By Kanika Mathur, Head of Service Delivery

Reviewed by Resourcifi engineeringPublished Mar 18, 2026Updated Mar 18, 202612 min read

Key takeaways

The short version

A copilot sits between a chatbot and an agent. A chatbot runs a scripted, single-domain conversation; a copilot is grounded in the user's working context and can act through the app's API, with the human in control of each turn; an agent is goal-driven and, when designed for it, autonomous.
Building one is eight steps: scope one in-context job, choose the model, add RAG, wire tool calling, design the UX surface, add guardrails, build evals, ship with telemetry. Each is a decision more than a line of code.
The orchestrator is the engine: build the prompt, call the model, and if it returns a tool-use signal, execute the tool, feed the result back, and repeat until a final answer. Microsoft, OpenAI, and Anthropic document the same loop.
Grounding is the trust mechanism. Answer only from retrieved context, attach the source, and measure it: Microsoft calls this groundedness, the RAGAS framework calls it faithfulness. Build the eval set before you ship and gate the release on it.
A copilot is the safe first build because the human reviews each turn. Gate high-impact write actions behind confirmation, keep tool schemas strict, and graduate to an autonomous agent only once evals and guardrails hold.

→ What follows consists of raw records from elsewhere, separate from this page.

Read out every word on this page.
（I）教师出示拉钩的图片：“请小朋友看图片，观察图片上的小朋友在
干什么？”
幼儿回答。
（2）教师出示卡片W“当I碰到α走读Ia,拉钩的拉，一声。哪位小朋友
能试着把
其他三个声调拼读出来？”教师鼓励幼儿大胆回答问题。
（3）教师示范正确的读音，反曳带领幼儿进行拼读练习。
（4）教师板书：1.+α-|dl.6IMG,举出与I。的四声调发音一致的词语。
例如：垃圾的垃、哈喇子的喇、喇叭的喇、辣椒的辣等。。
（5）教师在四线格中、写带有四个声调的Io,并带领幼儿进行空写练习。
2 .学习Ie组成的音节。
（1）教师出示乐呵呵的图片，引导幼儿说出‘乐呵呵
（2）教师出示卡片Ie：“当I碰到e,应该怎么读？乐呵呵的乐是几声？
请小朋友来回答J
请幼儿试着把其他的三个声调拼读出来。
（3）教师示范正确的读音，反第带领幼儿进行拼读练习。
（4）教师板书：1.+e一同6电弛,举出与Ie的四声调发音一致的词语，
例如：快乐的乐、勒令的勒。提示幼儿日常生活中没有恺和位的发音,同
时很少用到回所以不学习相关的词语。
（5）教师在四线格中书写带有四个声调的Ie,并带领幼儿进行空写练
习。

What an AI copilot is, versus a chatbot and an agent

An AI copilot is an AI-powered assistant embedded in the flow of work that uses the user's own context and your product data to retrieve, draft, summarize, and take steps through the app's API, with the human in control of every turn. It sits between two things it is often confused with: a chatbot, which runs a mostly scripted conversation over a single domain, and an agent, which is goal-driven and can run multi-step and act on its own. The defining trait of a copilot is that it is grounded in your data and human-supervised, which sets it apart from a fixed script on one side and full autonomy on the other.

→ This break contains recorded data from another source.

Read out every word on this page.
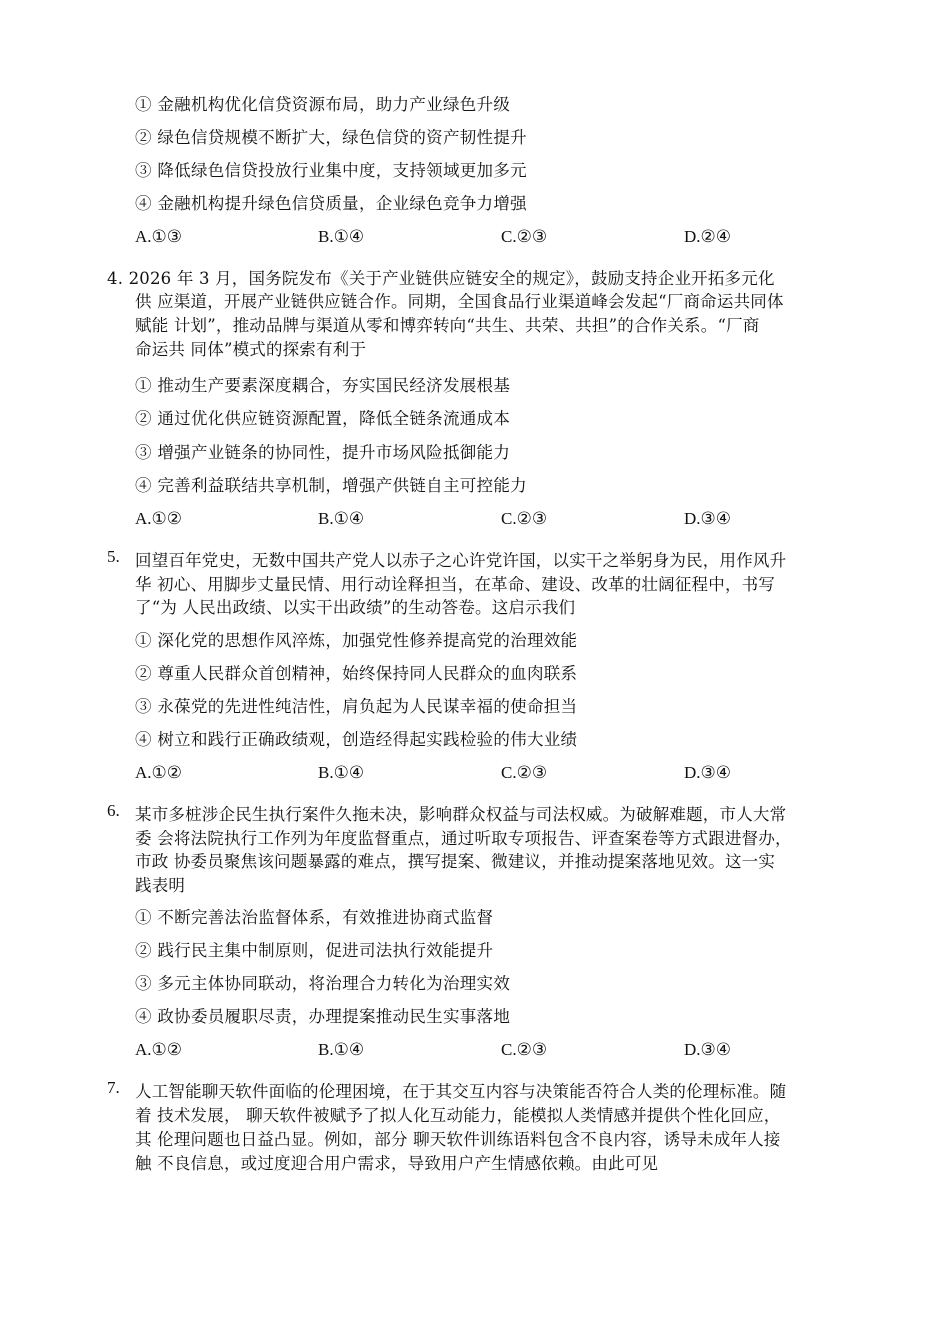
① 金融机构优化信贷资源布局，助力产业绿色升级
② 绿色信贷规模不断扩大，绿色信贷的资产韧性提升
③ 降低绿色信贷投放行业集中度，支持领域更加多元
④ 金融机构提升绿色信贷质量，企业绿色竞争力增强
A.①③	B.①④	C.②③	D.②④
4. 2026 年 3 月，国务院发布《关于产业链供应链安全的规定》，鼓励支持企业开拓多元化
供 应渠道，开展产业链供应链合作。同期，全国食品行业渠道峰会发起“厂商命运共同体
赋能 计划”，推动品牌与渠道从零和博弈转向“共生、共荣、共担”的合作关系。“厂商
命运共 同体”模式的探索有利于
① 推动生产要素深度耦合，夯实国民经济发展根基
② 通过优化供应链资源配置，降低全链条流通成本
③ 增强产业链条的协同性，提升市场风险抵御能力
④ 完善利益联结共享机制，增强产供链自主可控能力
A.①②	B.①④	C.②③	D.③④
5. 回望百年党史，无数中国共产党人以赤子之心许党许国，以实干之举躬身为民，用作风升
华 初心、用脚步丈量民情、用行动诠释担当，在革命、建设、改革的壮阔征程中，书写
了“为 人民出政绩、以实干出政绩”的生动答卷。这启示我们
① 深化党的思想作风淬炼，加强党性修养提高党的治理效能
② 尊重人民群众首创精神，始终保持同人民群众的血肉联系
③ 永葆党的先进性纯洁性，肩负起为人民谋幸福的使命担当
④ 树立和践行正确政绩观，创造经得起实践检验的伟大业绩
A.①②	B.①④	C.②③	D.③④
6. 某市多桩涉企民生执行案件久拖未决，影响群众权益与司法权威。为破解难题，市人大常
委 会将法院执行工作列为年度监督重点，通过听取专项报告、评查案卷等方式跟进督办，
市政 协委员聚焦该问题暴露的难点，撰写提案、微建议，并推动提案落地见效。这一实
践表明
① 不断完善法治监督体系，有效推进协商式监督
② 践行民主集中制原则，促进司法执行效能提升
③ 多元主体协同联动，将治理合力转化为治理实效
④ 政协委员履职尽责，办理提案推动民生实事落地
A.①②	B.①④	C.②③	D.③④
7. 人工智能聊天软件面临的伦理困境，在于其交互内容与决策能否符合人类的伦理标准。随
着 技术发展， 聊天软件被赋予了拟人化互动能力，能模拟人类情感并提供个性化回应，
其 伦理问题也日益凸显。例如，部分 聊天软件训练语料包含不良内容，诱导未成年人接
触 不良信息，或过度迎合用户需求，导致用户产生情感依赖。由此可见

The cleanest way to hold the three apart is by who, or what, is driving. A chatbot captures a message, identifies intent with NLP, and replies through the same channel; Nielsen Norman Group notes that chatbots struggle when users deviate from expected linear flows and need an escape route to a human.⁵ Microsoft frames a copilot as enhancing workflows using enterprise data, which is the grounding that separates it from a script.¹ An agent, in Microsoft's words, can range from simple prompt-and-response to fully autonomous, and OpenAI defines agents as systems that independently accomplish tasks on your behalf.¹²

The axis that matters is autonomy. Microsoft's declarative agents are user-initiated, while its custom-engine path can trigger actions automatically without direct user input.¹ A copilot deliberately stays on the human-supervised end of that axis, which is exactly why it is the safe first build for most products. For the autonomous end of the spectrum, follow the AI agents guide; for the in-product, multi-tenant version of this build, see the AI copilot for SaaS guide.

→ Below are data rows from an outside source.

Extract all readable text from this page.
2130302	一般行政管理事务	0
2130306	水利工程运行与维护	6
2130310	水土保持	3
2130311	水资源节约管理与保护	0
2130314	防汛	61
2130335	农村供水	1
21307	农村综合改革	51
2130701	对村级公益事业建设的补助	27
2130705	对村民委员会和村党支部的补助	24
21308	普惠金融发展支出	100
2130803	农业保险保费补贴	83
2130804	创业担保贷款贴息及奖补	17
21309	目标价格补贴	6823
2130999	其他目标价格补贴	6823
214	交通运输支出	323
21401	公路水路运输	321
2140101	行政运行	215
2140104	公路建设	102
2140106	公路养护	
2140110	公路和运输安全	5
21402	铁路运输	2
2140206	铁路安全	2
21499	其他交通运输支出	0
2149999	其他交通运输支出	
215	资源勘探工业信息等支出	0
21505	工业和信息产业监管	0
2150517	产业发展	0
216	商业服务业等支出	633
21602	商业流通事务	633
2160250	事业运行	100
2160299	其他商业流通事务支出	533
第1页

How to make an AI assistant: the eight engineering steps

Building an AI assistant (copilot) is eight engineering decisions: scope one narrow, in-context job; choose the model; add RAG over your docs and user data; wire tool and function calling onto your product API; design the UX surface; add guardrails; build an eval set; and ship with telemetry. The order matters because each step constrains the next, and the early scoping decision is the one that most often decides whether the assistant is useful.

Read the table as the spine of the whole build. The first four steps make the copilot capable; the last four make it trustworthy and observable enough to release.

The eight steps to build an AI copilot

Each step is a decision, with the primary source that backs it. Steps 1 to 4 build capability; steps 5 to 8 make it shippable. This is the structured visual for the page, since none of the sources gives a clean build-time or cost figure to chart honestly.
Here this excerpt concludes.